Byron v City of New York
2014 NY Slip Op 05146 [119 AD3d 625]
July 9, 2014
Appellate Division, Second Department
Published by New York State Law Reporting Bureau pursuant to Judiciary Law § 431.
As corrected through Wednesday, August 27, 2014


[*1]
1 Antoinette E. Byron, Respondent,
v
City of New York, Defendant, Harristeve Realty Corp., Respondent, and Frame Realty of New York, Inc., Appellant. (And a Third-Party Action.)

Gannon, Rosenfarb, Balletti & Drossman, New York, N.Y. (Lisa L. Gokhulsingh of counsel), for appellant.

Harold Chetrick, P.C., New York, N.Y., for plaintiff-respondent.

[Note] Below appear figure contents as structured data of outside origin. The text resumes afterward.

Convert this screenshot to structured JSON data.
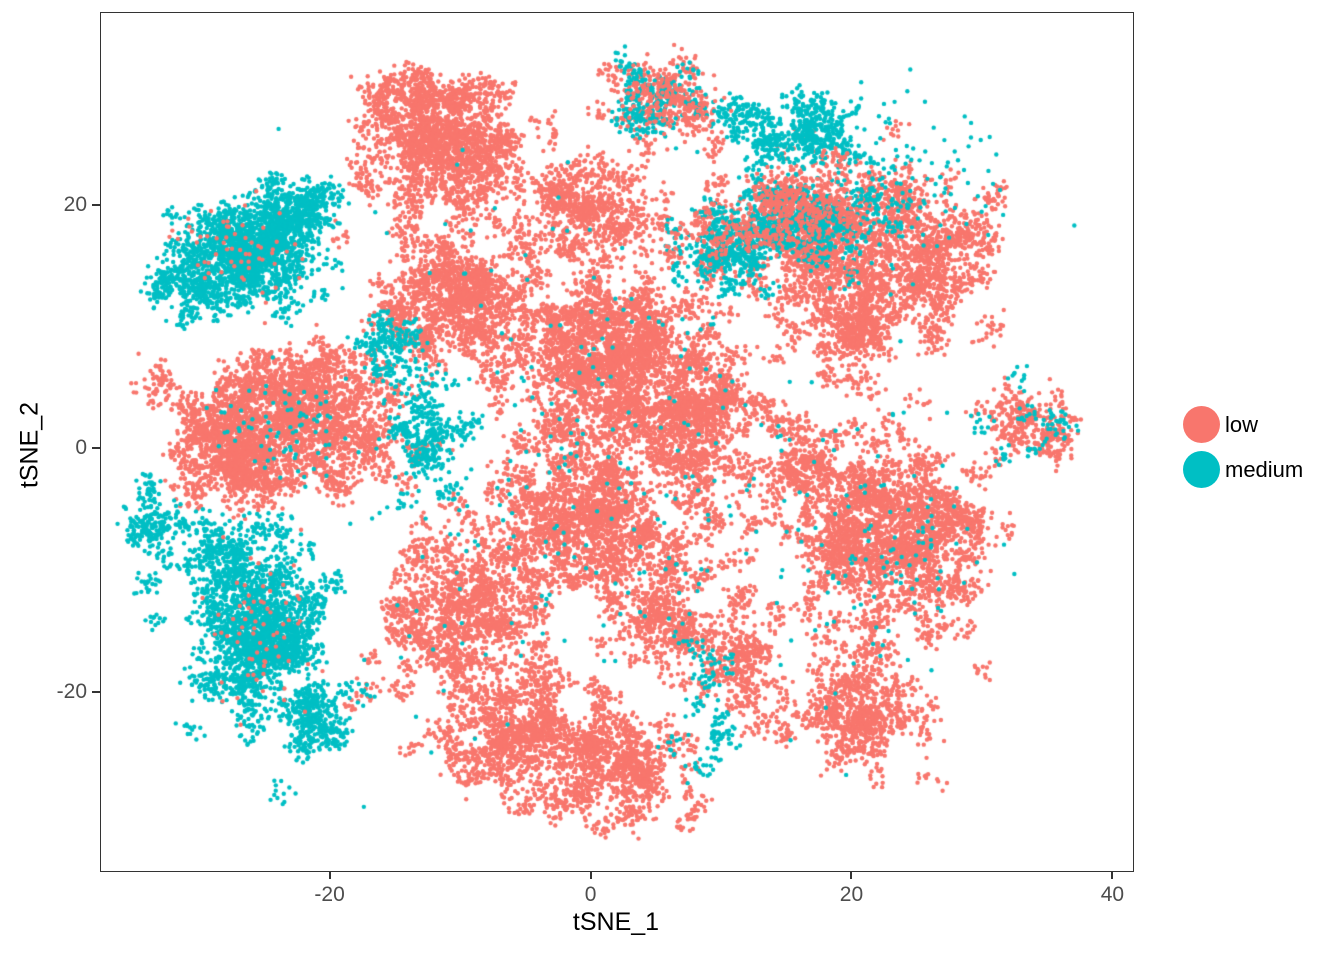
{
  "figure": {
    "background": "#ffffff"
  },
  "axes": {
    "x_title": "tSNE_1",
    "y_title": "tSNE_2"
  },
  "legend": {
    "position": "right",
    "items": [
      {
        "label": "low",
        "group": "low"
      },
      {
        "label": "medium",
        "group": "medium"
      }
    ]
  },
  "chart_data": {
    "type": "scatter",
    "title": "",
    "xlabel": "tSNE_1",
    "ylabel": "tSNE_2",
    "xlim": [
      -37.6,
      41.5
    ],
    "ylim": [
      -34.6,
      35.8
    ],
    "x_ticks": [
      -20,
      0,
      20,
      40
    ],
    "y_ticks": [
      -20,
      0,
      20
    ],
    "grid": false,
    "legend_position": "right",
    "groups": {
      "low": "#F8766D",
      "medium": "#00BFC4"
    },
    "point_radius_px": 2.2,
    "seed": 42,
    "blobs": [
      {
        "g": "low",
        "x": -25.5,
        "y": 2.5,
        "sx": 3.0,
        "sy": 2.2,
        "n": 1700
      },
      {
        "g": "low",
        "x": -27.5,
        "y": -1.5,
        "sx": 2.2,
        "sy": 1.6,
        "n": 700
      },
      {
        "g": "low",
        "x": -18.5,
        "y": 1.0,
        "sx": 2.4,
        "sy": 2.4,
        "n": 900
      },
      {
        "g": "low",
        "x": -22.0,
        "y": 6.0,
        "sx": 2.2,
        "sy": 1.4,
        "n": 500
      },
      {
        "g": "low",
        "x": -33.5,
        "y": 6.2,
        "sx": 1.0,
        "sy": 0.8,
        "n": 70
      },
      {
        "g": "low",
        "x": -11.0,
        "y": 24.5,
        "sx": 3.1,
        "sy": 2.8,
        "n": 2100
      },
      {
        "g": "low",
        "x": -14.5,
        "y": 29.0,
        "sx": 1.8,
        "sy": 1.2,
        "n": 400
      },
      {
        "g": "low",
        "x": -10.5,
        "y": 12.5,
        "sx": 2.9,
        "sy": 2.6,
        "n": 1700
      },
      {
        "g": "low",
        "x": 0.5,
        "y": 19.5,
        "sx": 2.4,
        "sy": 2.2,
        "n": 900
      },
      {
        "g": "low",
        "x": 1.5,
        "y": 6.5,
        "sx": 4.0,
        "sy": 4.0,
        "n": 3400
      },
      {
        "g": "low",
        "x": 8.5,
        "y": 2.0,
        "sx": 3.0,
        "sy": 3.2,
        "n": 1500
      },
      {
        "g": "low",
        "x": -1.5,
        "y": -6.5,
        "sx": 3.8,
        "sy": 2.8,
        "n": 2100
      },
      {
        "g": "low",
        "x": -10.0,
        "y": -14.0,
        "sx": 3.0,
        "sy": 3.0,
        "n": 1700
      },
      {
        "g": "low",
        "x": -4.5,
        "y": -23.5,
        "sx": 3.2,
        "sy": 2.5,
        "n": 1500
      },
      {
        "g": "low",
        "x": 2.5,
        "y": -26.5,
        "sx": 2.4,
        "sy": 2.2,
        "n": 1000
      },
      {
        "g": "low",
        "x": 6.0,
        "y": -13.5,
        "sx": 2.4,
        "sy": 2.6,
        "n": 800
      },
      {
        "g": "low",
        "x": 12.0,
        "y": -17.0,
        "sx": 1.6,
        "sy": 2.2,
        "n": 420
      },
      {
        "g": "low",
        "x": 22.0,
        "y": -7.0,
        "sx": 3.2,
        "sy": 4.2,
        "n": 2300
      },
      {
        "g": "low",
        "x": 27.0,
        "y": -7.0,
        "sx": 1.8,
        "sy": 2.8,
        "n": 700
      },
      {
        "g": "low",
        "x": 20.5,
        "y": -21.5,
        "sx": 2.6,
        "sy": 2.2,
        "n": 950
      },
      {
        "g": "low",
        "x": 17.0,
        "y": -1.0,
        "sx": 1.8,
        "sy": 1.6,
        "n": 420
      },
      {
        "g": "low",
        "x": 18.0,
        "y": 17.0,
        "sx": 4.4,
        "sy": 3.6,
        "n": 2400
      },
      {
        "g": "low",
        "x": 26.5,
        "y": 15.5,
        "sx": 2.4,
        "sy": 2.6,
        "n": 850
      },
      {
        "g": "low",
        "x": 20.0,
        "y": 9.5,
        "sx": 2.6,
        "sy": 1.4,
        "n": 450
      },
      {
        "g": "low",
        "x": 6.0,
        "y": 28.5,
        "sx": 2.3,
        "sy": 1.5,
        "n": 380
      },
      {
        "g": "low",
        "x": 33.5,
        "y": 2.0,
        "sx": 1.9,
        "sy": 1.5,
        "n": 380
      },
      {
        "g": "medium",
        "x": -26.5,
        "y": 16.0,
        "sx": 2.6,
        "sy": 2.0,
        "n": 1900
      },
      {
        "g": "medium",
        "x": -22.5,
        "y": 19.5,
        "sx": 1.6,
        "sy": 1.2,
        "n": 450
      },
      {
        "g": "medium",
        "x": -30.5,
        "y": 13.5,
        "sx": 1.5,
        "sy": 1.3,
        "n": 350
      },
      {
        "g": "medium",
        "x": -25.0,
        "y": -15.5,
        "sx": 2.5,
        "sy": 3.3,
        "n": 2300
      },
      {
        "g": "medium",
        "x": -28.0,
        "y": -8.5,
        "sx": 1.7,
        "sy": 1.5,
        "n": 450
      },
      {
        "g": "medium",
        "x": -33.5,
        "y": -6.0,
        "sx": 1.2,
        "sy": 1.6,
        "n": 280
      },
      {
        "g": "medium",
        "x": -21.0,
        "y": -22.5,
        "sx": 1.3,
        "sy": 1.6,
        "n": 280
      },
      {
        "g": "medium",
        "x": -12.8,
        "y": 1.5,
        "sx": 1.2,
        "sy": 2.2,
        "n": 420
      },
      {
        "g": "medium",
        "x": -15.5,
        "y": 8.5,
        "sx": 1.3,
        "sy": 1.2,
        "n": 220
      },
      {
        "g": "medium",
        "x": 15.5,
        "y": 26.2,
        "sx": 3.0,
        "sy": 1.3,
        "n": 650
      },
      {
        "g": "medium",
        "x": 15.0,
        "y": 18.5,
        "sx": 3.2,
        "sy": 1.6,
        "n": 800
      },
      {
        "g": "medium",
        "x": 10.5,
        "y": 15.5,
        "sx": 1.6,
        "sy": 1.4,
        "n": 300
      },
      {
        "g": "medium",
        "x": 5.0,
        "y": 29.0,
        "sx": 2.0,
        "sy": 1.4,
        "n": 260
      },
      {
        "g": "medium",
        "x": 0.0,
        "y": 0.0,
        "sx": 11.0,
        "sy": 11.0,
        "n": 300,
        "s": true
      },
      {
        "g": "medium",
        "x": 8.8,
        "y": -21.0,
        "sx": 0.8,
        "sy": 3.6,
        "n": 150
      },
      {
        "g": "medium",
        "x": 22.0,
        "y": -8.0,
        "sx": 3.5,
        "sy": 4.5,
        "n": 90,
        "s": true
      },
      {
        "g": "medium",
        "x": 33.5,
        "y": 2.0,
        "sx": 1.9,
        "sy": 1.5,
        "n": 90
      },
      {
        "g": "medium",
        "x": -23.0,
        "y": 1.5,
        "sx": 3.0,
        "sy": 2.2,
        "n": 80,
        "s": true
      },
      {
        "g": "medium",
        "x": 22.0,
        "y": 22.0,
        "sx": 4.5,
        "sy": 3.0,
        "n": 180,
        "s": true
      },
      {
        "g": "low",
        "x": -26.5,
        "y": 16.0,
        "sx": 2.4,
        "sy": 1.9,
        "n": 60,
        "s": true
      },
      {
        "g": "low",
        "x": -25.0,
        "y": -15.0,
        "sx": 2.3,
        "sy": 3.2,
        "n": 70,
        "s": true
      },
      {
        "g": "low",
        "x": 15.0,
        "y": 19.0,
        "sx": 3.2,
        "sy": 2.2,
        "n": 600
      },
      {
        "g": "low",
        "x": 5.5,
        "y": 28.8,
        "sx": 2.0,
        "sy": 1.3,
        "n": 150,
        "s": true
      }
    ]
  }
}
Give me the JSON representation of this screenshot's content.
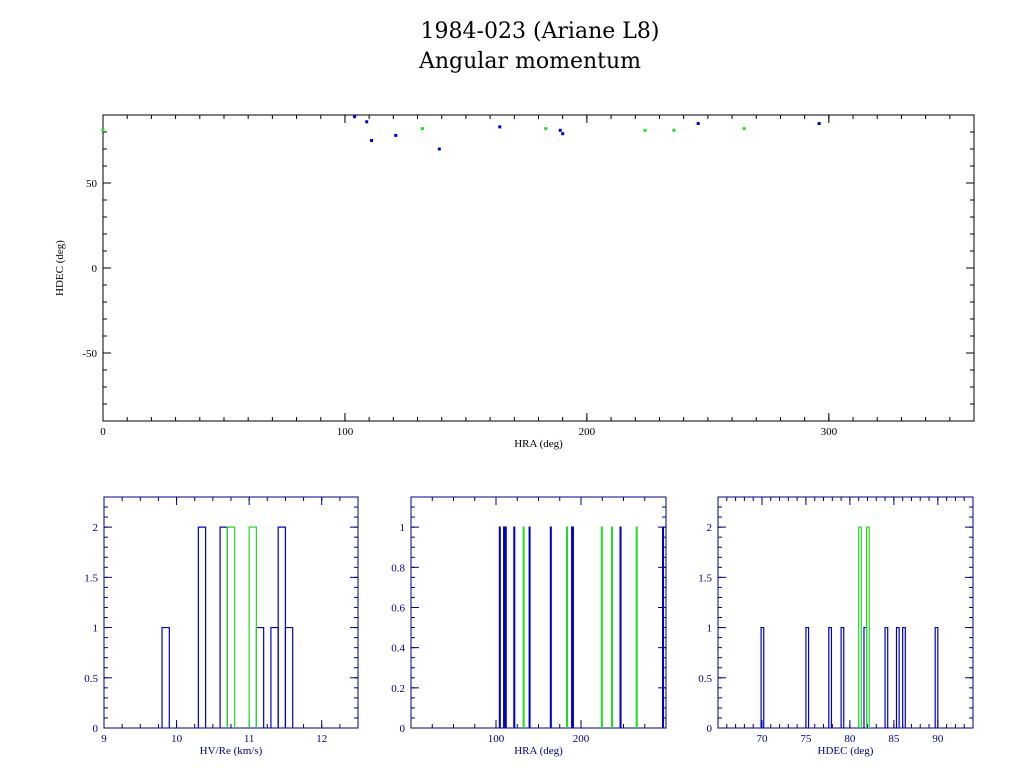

Russo & Toner, LLP, New York, N.Y. (Christopher G. Keane of counsel), for defendant-respondent.

In an action to recover damages for personal injuries, the defendant Frame Realty of New York, Inc., appeals from an order of the Supreme Court, Kings County (F. Rivera, J.), dated October 19, 2012, which denied that branch of its renewed motion which was for summary judgment dismissing the complaint and all cross claims insofar as asserted against it.

Ordered that the order is reversed, on the law, with one bill of costs, and that branch of the renewed motion of the defendant Frame Realty of New York, Inc., which was for summary judgment dismissing the complaint and all cross claims insofar as asserted against it is granted.

The plaintiff's right foot allegedly became stuck in a defect in a sidewalk, causing her to fall and sustain personal injuries. As a result, the plaintiff commenced this action against, among others, the defendant Harristeve Realty Corp. (hereinafter Harristeve Realty), and the defendant Frame Realty of New York, Inc. (hereinafter Frame Realty). Harristeve Realty's property was located next to Frame Realty's property, and the plaintiff alleged in her pleadings that she fell due to a defect in a sidewalk which abutted both of their properties.

A landowner owes no duty to warn or protect others from a defective or dangerous condition on neighboring premises, unless the landowner has created or contributed to it (see Clementoni v Consolidated Rail Corp., 8 NY3d 963, 965 [2007]; Galindo v Town of Clarkstown, 2 NY3d [*2]633, 636 [2004]). "The reason for such a rule is obvious—a person who lacks ownership or control of property cannot fairly be held accountable for injuries resulting from a hazard on the property" (Galindo v Town of Clarkstown, 2 NY3d at 636).

In support of its renewed motion made after the Supreme Court denied a prior motion for summary judgment with leave to renew, Frame Realty submitted evidence sufficient to demonstrate that it owed no duty of care to the plaintiff. Specifically, the evidence submitted in support of the renewed motion, including the photographs of the accident site and the deposition testimony of the parties, established, prima facie, that the plaintiff's fall was caused by an alleged defect which was present in a portion of the sidewalk abutting the premises owned by Harristeve Realty not Frame Realty (see Mitchell v Icolari, 108 AD3d 600 [2013]; Montalbano v 136 W. 80 St. CP, 84 AD3d 600 [2011]; De Garcia v Empire Fasteners, Inc., 57 AD3d 710 [2008]). Frame Realty also submitted evidence which established, prima facie, that it did not create the condition or cause the alleged defect to occur (see Reich v Meltzer, 21 AD3d 543 [2005]; Patti v Town of N. Hempstead, 23 AD3d 362 [2005]). In opposition, the plaintiff and Harristeve Realty failed to raise a triable issue of fact (see Winegrad v New York Univ. Med. Ctr., 64 NY2d 851 [1985]).

The plaintiff's remaining contention is without merit.

Accordingly, the Supreme Court should have granted that branch of Frame Realty's renewed motion which was for summary judgment dismissing the complaint and all cross claims insofar as asserted against it. Balkin, J.P., Lott, Austin and LaSalle, JJ., concur.